Essentially the subject sits in front of four decks. Each round, the participant can draw from any deck of her choosing. Each deck produces "wins" or "losses" along different probabilities. (Maybe the wins/losses vary in magnitudes, but let's simplify to the binary win/loss here). The goal is to maximize your wins (presumably by sampling from each deck to identify the deck with the best odds, then draw exclusively from that deck).
It's described more fully here: http://en.wikipedia.org/wiki/Iowa_gambling_task
One of the interesting things about this task is that most people fall into a pretty good intuitive strategy, even if they couldn't formalize what they're doing.

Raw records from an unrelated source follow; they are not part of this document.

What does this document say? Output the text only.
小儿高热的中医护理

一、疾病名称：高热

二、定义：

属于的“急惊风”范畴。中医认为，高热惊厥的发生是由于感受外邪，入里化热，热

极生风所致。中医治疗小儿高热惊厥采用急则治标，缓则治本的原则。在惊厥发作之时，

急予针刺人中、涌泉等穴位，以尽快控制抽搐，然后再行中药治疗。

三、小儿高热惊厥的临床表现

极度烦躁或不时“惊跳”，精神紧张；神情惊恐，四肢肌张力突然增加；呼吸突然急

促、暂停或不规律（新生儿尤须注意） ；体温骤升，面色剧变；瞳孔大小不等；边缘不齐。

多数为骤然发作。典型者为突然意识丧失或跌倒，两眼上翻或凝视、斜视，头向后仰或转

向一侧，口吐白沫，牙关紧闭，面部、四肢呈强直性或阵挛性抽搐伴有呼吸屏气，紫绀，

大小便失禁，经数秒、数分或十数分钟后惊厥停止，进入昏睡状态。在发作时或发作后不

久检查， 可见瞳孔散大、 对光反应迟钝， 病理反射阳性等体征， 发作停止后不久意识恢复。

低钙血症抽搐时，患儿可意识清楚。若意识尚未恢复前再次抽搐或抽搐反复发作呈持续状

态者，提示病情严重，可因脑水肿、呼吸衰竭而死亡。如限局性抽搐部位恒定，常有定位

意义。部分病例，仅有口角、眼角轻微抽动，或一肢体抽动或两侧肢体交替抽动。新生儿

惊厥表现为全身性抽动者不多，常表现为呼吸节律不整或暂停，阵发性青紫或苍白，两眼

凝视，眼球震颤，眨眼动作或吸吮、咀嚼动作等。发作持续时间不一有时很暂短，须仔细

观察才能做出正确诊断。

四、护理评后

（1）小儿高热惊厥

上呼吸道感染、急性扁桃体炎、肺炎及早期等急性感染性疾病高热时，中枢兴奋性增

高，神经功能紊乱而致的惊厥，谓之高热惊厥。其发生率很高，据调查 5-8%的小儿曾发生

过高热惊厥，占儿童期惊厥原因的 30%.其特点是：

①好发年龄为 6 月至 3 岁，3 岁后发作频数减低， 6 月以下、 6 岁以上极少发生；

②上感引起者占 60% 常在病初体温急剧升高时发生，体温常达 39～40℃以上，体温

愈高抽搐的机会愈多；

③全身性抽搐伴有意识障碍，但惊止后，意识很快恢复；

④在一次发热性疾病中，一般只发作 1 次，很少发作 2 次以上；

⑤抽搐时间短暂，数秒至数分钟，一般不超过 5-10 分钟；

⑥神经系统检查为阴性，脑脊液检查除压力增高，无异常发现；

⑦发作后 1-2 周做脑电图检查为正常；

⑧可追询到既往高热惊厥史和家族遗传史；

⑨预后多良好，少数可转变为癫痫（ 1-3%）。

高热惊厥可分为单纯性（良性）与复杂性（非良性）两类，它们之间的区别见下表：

Just how hard is it to formalize an optimal approach here? Has anyone rigorously tackled this? (The research on the problem I can find so far is about childhood development and psychology, not mathematics, maybe it's been covered, I'm not sure.)
It's an interesting problem because seems to involve a few areas of mathematics, optimal stopping theory (for how long to sample): http://en.wikipedia.org/wiki/Optimal_stopping
And maybe something about statistical confidence. If you've drawn from one deck three times and it pays out 2/3, that should impact your decisions differently than if you had drawn from a deck 300 times and seeing it pay out 2/3.
Any ideas on ways to tackle this more rigorously?